After a lot of humming and hawing, I decided to use a simple PHP array to store the language strings. The Core language strings are found in /resources/lang/. There you'll see there's a separate file for each language. The Data Types and Export Types all have their own language files which need to be stored in a /plugins/[data-or-export-type-folder]/lang/ folder. When the user picks a language through the interface, the Core script automatically figures out what language files are present and attempts to load the right one. If it can't find it, it will load the default English one (yes, an en.php language file is required for Data and Export Type modules).

Google Translate auto-translations

The base translation is provided by Google Translate. It's pretty poor, but it's better than nothing. I'd LOVE people to help improve the translations! For more info on that, see the Translations page.


SASS

In the unlikely event of you needing to tweak the CSS for the Core script, bear in mind it's auto-generated based on SASS templates so updating the CSS is the wrong way to go about it. You'll need to edit the SASS files at /resources/themes/[theme]/sass/.

Check out sass-lang.com for more information.

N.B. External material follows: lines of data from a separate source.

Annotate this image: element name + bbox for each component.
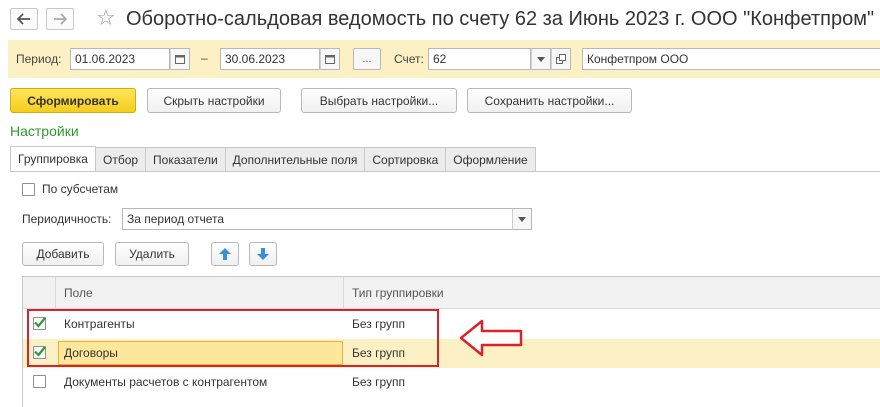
tab-sorting[interactable]: Сортировка xyxy=(365,147,447,172)
move-up-button[interactable] xyxy=(211,242,239,266)
row-checkbox[interactable] xyxy=(33,375,46,388)
periodicity-label: Периодичность: xyxy=(22,212,112,226)
move-down-button[interactable] xyxy=(249,242,277,266)
arrow-down-icon xyxy=(257,248,269,260)
save-settings-button[interactable]: Сохранить настройки... xyxy=(467,88,632,113)
account-open-button[interactable] xyxy=(551,48,571,70)
settings-tabs: Группировка Отбор Показатели Дополнитель… xyxy=(10,146,536,172)
arrow-left-icon xyxy=(17,13,30,25)
period-choose-button[interactable]: ... xyxy=(353,48,381,70)
generate-button[interactable]: Сформировать xyxy=(10,88,136,113)
settings-title: Настройки xyxy=(10,123,79,139)
column-divider xyxy=(343,277,344,309)
account-label: Счет: xyxy=(394,52,424,66)
choose-settings-button[interactable]: Выбрать настройки... xyxy=(301,88,457,113)
column-header-field[interactable]: Поле xyxy=(64,286,93,300)
account-input[interactable]: 62 xyxy=(428,48,531,70)
row-field: Документы расчетов с контрагентом xyxy=(64,375,268,389)
tab-appearance[interactable]: Оформление xyxy=(446,147,536,172)
calendar-to-button[interactable] xyxy=(320,48,340,70)
organization-input[interactable]: Конфетпром ООО xyxy=(582,48,880,70)
chevron-down-icon xyxy=(537,56,545,62)
arrow-right-icon xyxy=(54,13,67,25)
row-type[interactable]: Без групп xyxy=(352,375,405,389)
tab-indicators[interactable]: Показатели xyxy=(146,147,226,172)
tab-filter[interactable]: Отбор xyxy=(95,147,147,172)
filter-bar: Период: 01.06.2023 – 30.06.2023 ... Счет… xyxy=(8,40,880,78)
calendar-icon xyxy=(175,55,185,64)
tab-divider xyxy=(10,171,880,172)
arrow-up-icon xyxy=(219,248,231,260)
forward-button[interactable] xyxy=(46,8,74,30)
column-header-type[interactable]: Тип группировки xyxy=(352,286,444,300)
hide-settings-button[interactable]: Скрыть настройки xyxy=(147,88,281,113)
subaccounts-checkbox[interactable] xyxy=(22,183,35,196)
back-button[interactable] xyxy=(10,8,38,30)
subaccounts-label: По субсчетам xyxy=(42,182,119,196)
table-header: Поле Тип группировки xyxy=(23,277,880,309)
account-dropdown-button[interactable] xyxy=(531,48,551,70)
favorite-star-icon[interactable]: ☆ xyxy=(96,6,116,30)
date-from-input[interactable]: 01.06.2023 xyxy=(70,48,170,70)
window-title: Оборотно-сальдовая ведомость по счету 62… xyxy=(126,8,875,30)
annotation-highlight-box xyxy=(27,309,439,367)
delete-button[interactable]: Удалить xyxy=(115,242,189,266)
tab-grouping[interactable]: Группировка xyxy=(10,146,96,172)
column-divider xyxy=(55,277,56,309)
tab-additional-fields[interactable]: Дополнительные поля xyxy=(225,147,366,172)
table-row[interactable]: Документы расчетов с контрагентом Без гр… xyxy=(23,368,880,397)
period-dash: – xyxy=(201,51,208,65)
periodicity-dropdown-button[interactable] xyxy=(512,208,532,230)
annotation-arrow-icon xyxy=(459,319,523,357)
date-to-input[interactable]: 30.06.2023 xyxy=(220,48,320,70)
calendar-from-button[interactable] xyxy=(170,48,190,70)
chevron-down-icon xyxy=(518,216,526,222)
periodicity-select[interactable]: За период отчета xyxy=(122,208,513,230)
period-label: Период: xyxy=(16,52,62,66)
open-form-icon xyxy=(556,54,566,64)
calendar-icon xyxy=(325,55,335,64)
add-button[interactable]: Добавить xyxy=(22,242,104,266)
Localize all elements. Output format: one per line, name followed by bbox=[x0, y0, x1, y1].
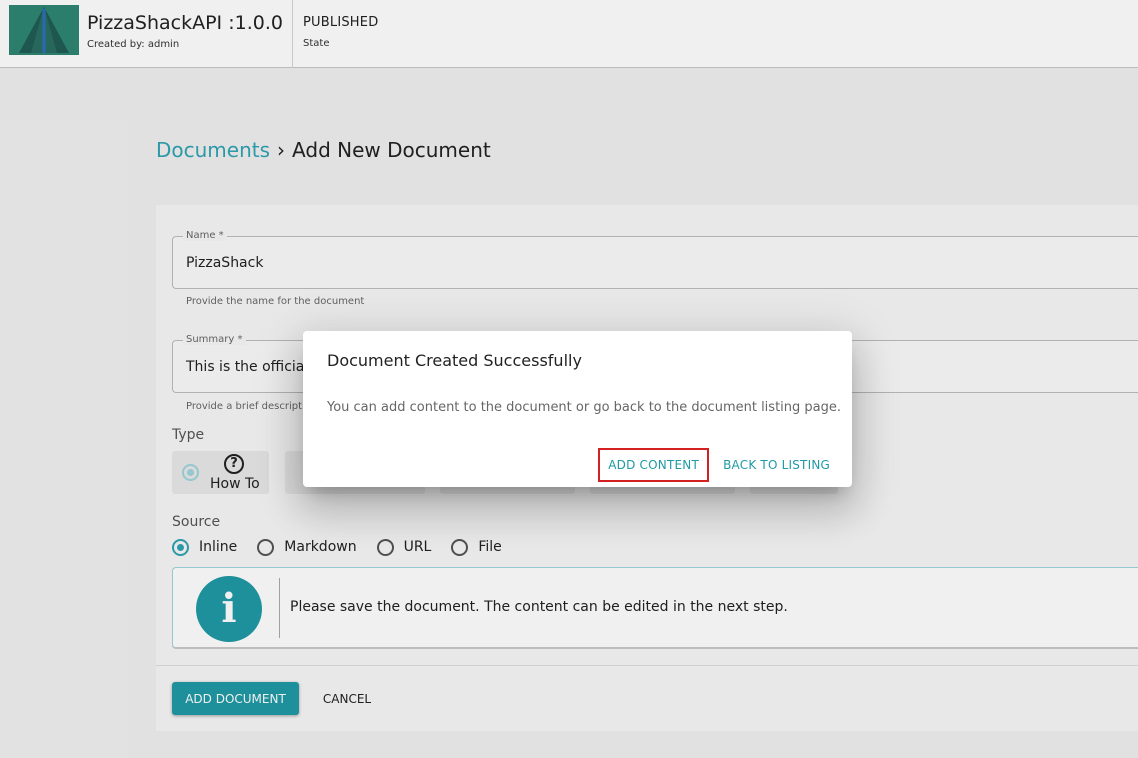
dialog-title: Document Created Successfully bbox=[327, 351, 582, 370]
document-created-dialog: Document Created Successfully You can ad… bbox=[303, 331, 852, 487]
back-to-listing-button[interactable]: BACK TO LISTING bbox=[715, 450, 838, 480]
dialog-actions: ADD CONTENT BACK TO LISTING bbox=[598, 448, 838, 482]
dialog-message: You can add content to the document or g… bbox=[327, 400, 842, 415]
add-content-button[interactable]: ADD CONTENT bbox=[598, 448, 710, 482]
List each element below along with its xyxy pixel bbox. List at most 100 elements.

Resource Minification and Bundling

In version 3.0.7, I added optional CSS and JS minification and bundling to speed up load times. I figure in most scenarios you won't much care about this, since it'll be running in a local environment and will be pretty speedy to load anyway. But if you do want to improve page load times and reduce the total bandwidth for the script, here's how to go about it. Please bear in mind I really only added this for the sake of the public website, so it's not as simple as the rest of the script to get going. Apologies.

How to set up

  1. To create the minified and bundled files, you need to have Node installed. Download it from nodejs.org/. It runs on all platforms.
  2. After installing it, in Terminal / the Windows command prompt, navigate to the generatedata folder and type the following command: npm install. If node is configured, it will download all the necessary files.
  3. Next, type npm install -g grunt-cli. That installs the grunt command line tools so you can run grunt from the command line.
  4. In Generate Data, click on the "Reset Plugins" button on the Settings tab.
  5. On the command line, type grunt. That should create all the new files.
  6. In your settings.php file, add the following line: $useMinifiedResources = true;

And that should be it. It should have created a number of different files in your /cache folder (CSS and JS), which should now be linked to in the script's webpages.